[Martin Taylor 950213 11:00]
Bill Powers (950210.1900 MST)
On the simulation of multidimensional e-coli optimization.
The way you report your results is somewhat hard to figure out. Let's
see if I understand the following:Dim Minimum distance
for p>0.05 p>.20 p>.301024 10.0 14.5 23
I take it that this means that if the steps are of size M, with 1024
dimensions, there is better than a 1 in 20 chance of an improvement per
step if the distance to the goal value is 10M, better than 1 in 5 if the
distance is 14.5M, and better than 1 in 3.3 if the distance is 23M.
Correct, except that the results I reported are for steps of size no
greater than M. Results for steps of size M exactly are currently being
obtained.

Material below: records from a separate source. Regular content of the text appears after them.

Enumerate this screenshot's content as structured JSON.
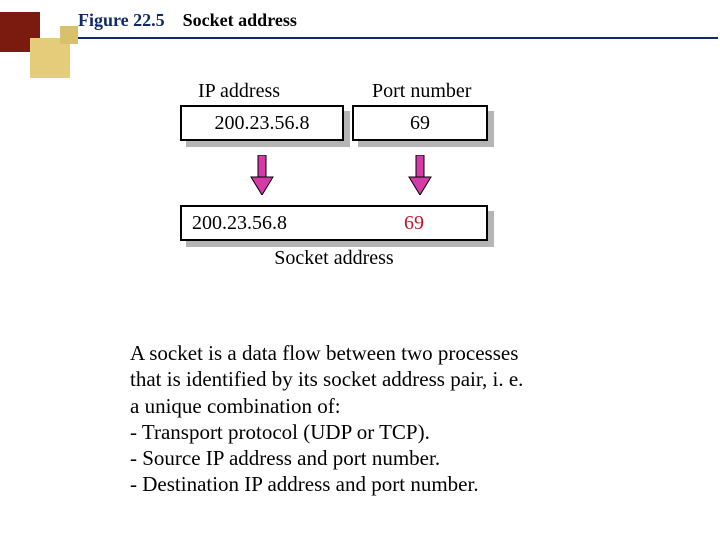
{
  "header": {
    "figure_no": "Figure 22.5",
    "title": "Socket address"
  },
  "diagram": {
    "labels": {
      "ip": "IP address",
      "port": "Port number",
      "socket": "Socket address"
    },
    "values": {
      "ip": "200.23.56.8",
      "port": "69",
      "combined_ip": "200.23.56.8",
      "combined_port": "69"
    },
    "colors": {
      "port_highlight": "#c0152b",
      "arrow_fill": "#d63aa8"
    }
  },
  "body": {
    "line1": "A socket is a data flow between two processes",
    "line2": "that is identified by its socket address pair, i. e.",
    "line3": "a unique combination of:",
    "line4": "- Transport protocol (UDP or TCP).",
    "line5": "- Source IP address and port number.",
    "line6": "- Destination IP address and port number."
  }
}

At high dimensionality, there won't be much difference.
And another way to say it is that if we are making random steps in a
1024-dimensional world, and find that we get an improvement only about
one time in 3, the goal must be about 23 steps away (in some direction).
OK?
Well, remember that the world of the simulation is the same in all directions,
in the sense that the gradient is radially symmetric about the optimum.
This won't be the case in the real world. Otherwise I guess you are right.
The e. coli principle is just a little different, but I think critically
so, from the way you've set up the problem. In the e. coli method there
is an underlying constant velocity vector.
The result you have so far (and the upcoming one with a constant step
size) takes us part of the way by showing that there is a useful
probability that a direction selected at random will be favorable. But
to finish the analysis, we need to know what will happen if a velocity
is established in that direction, and the line in that direction is
extended until finally further progress would start to take us away from
the center again.
I don't think that the difference is interesting, in that the problem is
set up to deal with ONE step. If you make two steps in a given direction,
you can use the data to see what would have been the probability you would
have of improving the situation after one step of double the size. In other
words, you can see how far in a given direction you can go, maintaining
improvement over the initial state. Half that distance (I'm pretty sure) is
the distance at which the improvement will stop as your e-coli keeps taking
consecutive steps in the initial direction.
Better numbers for making that calculation will come from the simulation
in which all the steps are the same length, M.
A full analysis of the problem requires taking the reference signal into
account. When e. coli has a positive nonzero reference signal for the
rate of increase of the nutrient, this is equivalent to defining an
angle to left and right of the optimum direction that is less than 90
degrees each way, or in 3 dimensions, a cone. Tumbles will occur when
the result is a direction lying outside the angle or cone, even if the
resulting rate is still somewhat positive. This makes for more tumbling,
but more progress toward the goal when a favorable result does occur.
That would be an interesting complementary study. It might not require
much extra programming, but it would sure require a lot of extra computer
time, since there's another dimension to be examined. As matters stand,
our HP-9000 takes much of the weekend to do the higher-dimensional tests.
I'll enquire.
Martin